The storm that eventually slammed a tornado into Tonganoxie began its dance near Topeka.
Bunting said a tornado warning sounded at 9:31 p.m. for southern Leavenworth County and a tornado was reported on the west side of Tonganoxie at 9:55 p.m.
"The national average is 10 minutes of notice. That, and the fact that people knew what to do, probably played a big part in nobody getting hurt," Bunting said.
Here is the timeline of the May 11, 2000, storm as it developed:
7 p.m.: Severe weather watches were posted for east central Kansas.
8:53: Tornado spotted by trained weather spotter in Grantville.
9:03: Tornado reported near Newman in Jefferson County along U.S. Highway 24.
9:17: Tornado reported near Perry, along U.S. Highway 24. Power lines were down.

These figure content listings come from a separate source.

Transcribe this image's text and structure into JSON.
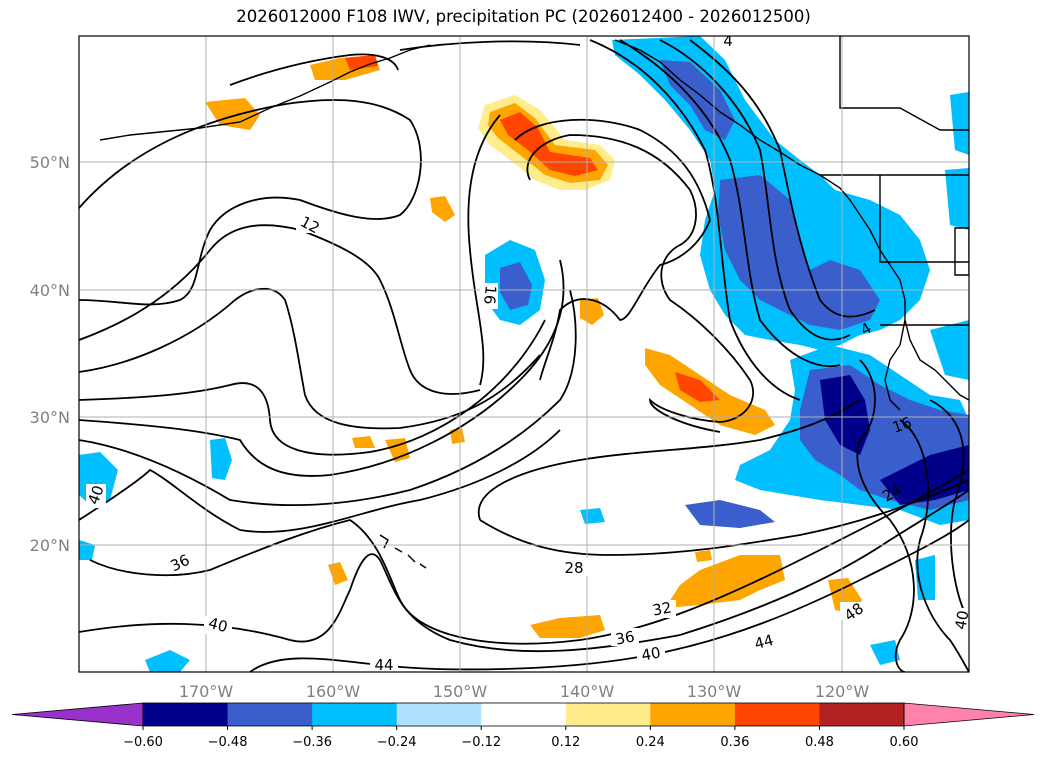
{
  "title": "2026012000 F108 IWV, precipitation PC (2026012400 - 2026012500)",
  "lon_labels": [
    "170°W",
    "160°W",
    "150°W",
    "140°W",
    "130°W",
    "120°W"
  ],
  "lat_labels": [
    "50°N",
    "40°N",
    "30°N",
    "20°N"
  ],
  "colorbar": {
    "colors": [
      "#9932cc",
      "#00008b",
      "#3a5fcd",
      "#00bfff",
      "#b0e2ff",
      "#ffffff",
      "#ffec8b",
      "#ffa500",
      "#ff4500",
      "#b22222",
      "#ff82ab"
    ],
    "tick_labels": [
      "−0.60",
      "−0.48",
      "−0.36",
      "−0.24",
      "−0.12",
      "0.12",
      "0.24",
      "0.36",
      "0.48",
      "0.60"
    ]
  },
  "contour_labels": [
    {
      "text": "12"
    },
    {
      "text": "16"
    },
    {
      "text": "40"
    },
    {
      "text": "36"
    },
    {
      "text": "40"
    },
    {
      "text": "44"
    },
    {
      "text": "28"
    },
    {
      "text": "32"
    },
    {
      "text": "36"
    },
    {
      "text": "40"
    },
    {
      "text": "44"
    },
    {
      "text": "48"
    },
    {
      "text": "40"
    },
    {
      "text": "24"
    },
    {
      "text": "16"
    },
    {
      "text": "4"
    },
    {
      "text": "4"
    }
  ]
}
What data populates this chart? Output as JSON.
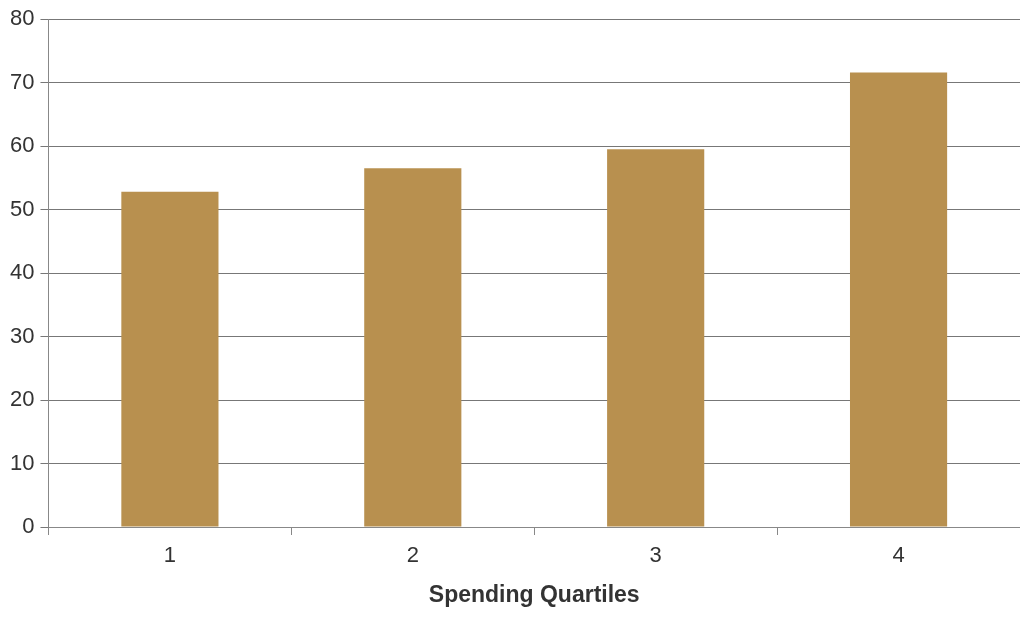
{
  "chart_data": {
    "type": "bar",
    "xlabel": "Spending Quartiles",
    "categories": [
      "1",
      "2",
      "3",
      "4"
    ],
    "values": [
      52.8,
      56.5,
      59.5,
      71.6
    ],
    "color": "#b8904f",
    "ylim": [
      0,
      80
    ],
    "yticks": [
      0,
      10,
      20,
      30,
      40,
      50,
      60,
      70,
      80
    ],
    "grid": "y",
    "legend": false
  }
}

9:22: 1 1/4 inch hail reported four miles northeast of Topeka.
9:27: National Weather Service issued a severe weather statement for Leavenworth County. This statement said severe weather was possible.
9:27: Tornado reported a half mile northeast of Williamstown in Jefferson County. Windows were blown out.
9:31: Tornado warning sounded in southern Leavenworth County.
9:38: One mile south of Perry, 2 3/4 inch hail reported.
9:55: Tornado reported on west side of Tonganoxie.
Bunting said it wasn't unusual for it to appear that more than one tornado had hit. "Straight line winds can cause substantial damage," he said. "We've seen 70 to 90 mile per hour straight line winds before."
While predicting storms as they happen has improved with technology, Bunting said tornado season is too unpredictable.
"We can't say this will be a bad year or worse year. When forecasting, we look at will there be a lot of storms and where will they hit. We just don't know either answer with any reliability," Bunting said.
There are six levels of tornado assessment on the Fujita scale. F0 storms have winds less than 74 mph. F1 winds are 75-110, F2 111-150, F3 150-204, F4 204-260, F5 261-318 mph. Where the tornado hits is usually one of the defining factors in tornado damage.
"An F5 event in an open field isn't a memorable event. A tornado half that intensity in a town can cause considerable damage," Bunting said.
Tonganoxie's storm was rated as an F1.